Similar auROC values were obtained in the discrimination between acidemic and normal fetuses, and between normal and vaginal operative deliveries, when using ECG and PPG signals. The highest observed value of 0.70 using SampEn(2,0.1) in H2 regarding fetal acidemia, and of 0.74 using mHR in H2 in the detection of operative vaginal delivery, opens the possibility of single or combined use of MHR and FHR indices, in the identification of these situations. The discriminatory capacity of these indices may be higher for detection of fetal acidemia when considering a multivariate approach (Gonçalves et al. 2016).

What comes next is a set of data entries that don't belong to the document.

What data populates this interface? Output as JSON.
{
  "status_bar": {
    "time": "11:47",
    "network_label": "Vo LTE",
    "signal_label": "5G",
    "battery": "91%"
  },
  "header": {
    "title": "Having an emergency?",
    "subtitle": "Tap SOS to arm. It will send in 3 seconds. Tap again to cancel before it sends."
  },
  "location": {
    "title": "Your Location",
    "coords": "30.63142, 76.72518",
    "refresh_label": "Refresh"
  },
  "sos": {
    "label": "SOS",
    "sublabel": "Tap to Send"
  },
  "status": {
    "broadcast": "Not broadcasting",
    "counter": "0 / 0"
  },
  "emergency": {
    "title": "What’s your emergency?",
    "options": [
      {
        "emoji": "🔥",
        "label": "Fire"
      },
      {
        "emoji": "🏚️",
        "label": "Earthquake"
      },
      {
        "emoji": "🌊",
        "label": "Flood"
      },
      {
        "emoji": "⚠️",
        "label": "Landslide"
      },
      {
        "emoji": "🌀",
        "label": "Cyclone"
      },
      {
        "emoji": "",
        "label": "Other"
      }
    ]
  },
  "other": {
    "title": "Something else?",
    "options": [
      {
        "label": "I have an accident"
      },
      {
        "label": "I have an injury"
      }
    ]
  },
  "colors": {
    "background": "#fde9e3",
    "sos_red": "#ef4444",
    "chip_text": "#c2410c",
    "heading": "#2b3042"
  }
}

However, the objective of maximizing discriminatory performance was not under the scope of the present study.

Further refinement of pre-processing and processing algorithms may optimize the results reported in this study, regarding clinical applications. Conventional fetal monitors supply MHR at 4 Hz intervals, whereas the frequency bands of interest in human adults are in the range 0–0.4 Hz. Accordingly, 80 % of the spectrum corresponding to the interval between 0.4 Hz and the Nyquist frequency (2 Hz) is of little interest. Therefore, signal acquisition or resampling at 2 Hz rather than 4 Hz may be considered, as in the present study, and this may allow a reduction in computation time without compromising results. However, particular care must be taken when analyzing MHR signals at other untested sampling frequencies (smaller than 2 Hz or beat-to-beat), as this has been shown to influence the results of variability indices (Gonçalves et al. 2013). Additionally, the sampling frequency, presence of noise and the filtering procedure of the original signal, and different equipment from the one considered in this study, must be carefully evaluated.

Conclusion

In conclusion, although PPG capture faster oscillations of the MHR signal less well than ECG and is prone to have higher signal loss in the last 10-min preceding delivery, it can be considered an alternative for MHR monitoring during labour, when appropriate MHR variability indices are used with a proper adaption of cut-off intervals. Further studies are warranted to confirm whether access to the PPG raw signal data or more detailed information on the extraction method will improve performance, and whether linear and entropy analysis of MHR, alone or in combination with FHR, may be clinically useful.